Just Don’t Make Noise, Gentlemen! Czech Society in the 1850s

This work’s title includes a quote attributed to František Palacký, the most significant Czech historiographer of the 19th century, by the radical democrat Josef Václav Frič during the funeral of Karel Havlíček on 1st August 1856. It thus involves three of the most significant individuals of the time who also became symbols of the period.
The statement is about the developments in the Czech Lands in the 1850s. The 1850s are commonly, albeit inaccurately, referred to as Bach's absolutism and are traditionally interpreted with an emphasis on repression or, on the other hand, on economic development (the two-faced state). This book attempts a more comprehensive and differentiated view.
This interpretation is separated into three larger units (“Revolutionary Ideals”, “The Experienced Reality” and “The Post-Revolutionary Strategy”), which are then divided into individual chapters. The book also includes an analysis of the fundamental literature.

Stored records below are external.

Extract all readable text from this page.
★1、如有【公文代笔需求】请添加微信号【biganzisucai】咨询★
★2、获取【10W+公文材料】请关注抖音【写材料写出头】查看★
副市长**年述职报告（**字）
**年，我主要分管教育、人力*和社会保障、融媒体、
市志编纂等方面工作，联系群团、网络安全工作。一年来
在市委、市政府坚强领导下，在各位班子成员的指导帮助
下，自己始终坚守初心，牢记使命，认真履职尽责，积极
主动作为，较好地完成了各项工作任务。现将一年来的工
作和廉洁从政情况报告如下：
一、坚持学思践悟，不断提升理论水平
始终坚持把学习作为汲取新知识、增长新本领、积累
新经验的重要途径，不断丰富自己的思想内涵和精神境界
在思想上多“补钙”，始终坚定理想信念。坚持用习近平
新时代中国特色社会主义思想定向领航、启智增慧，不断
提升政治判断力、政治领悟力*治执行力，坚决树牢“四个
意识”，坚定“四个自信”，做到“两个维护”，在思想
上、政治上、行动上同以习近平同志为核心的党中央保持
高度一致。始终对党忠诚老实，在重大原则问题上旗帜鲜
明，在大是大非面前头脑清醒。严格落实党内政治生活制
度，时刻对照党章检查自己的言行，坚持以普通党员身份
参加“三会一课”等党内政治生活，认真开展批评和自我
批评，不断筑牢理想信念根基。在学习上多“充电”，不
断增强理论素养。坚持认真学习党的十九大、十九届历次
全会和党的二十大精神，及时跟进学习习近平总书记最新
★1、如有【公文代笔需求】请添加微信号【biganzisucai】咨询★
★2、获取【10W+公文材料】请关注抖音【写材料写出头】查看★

The period covered in this book is not even a dozen years. It is considered a bridge between the revolutionary events of 1848 and 1849 and the time after the constitutional renewal in 1861 when a new order began to form and asset itself.
People did not forget the events of the revolutions before the 1850s, specifically that their voice can be heard, and they can have hope, but only when they can assert themselves through expanding their knowledge and their abilities if they do not give up and if they actively seek out and use all their opportunities.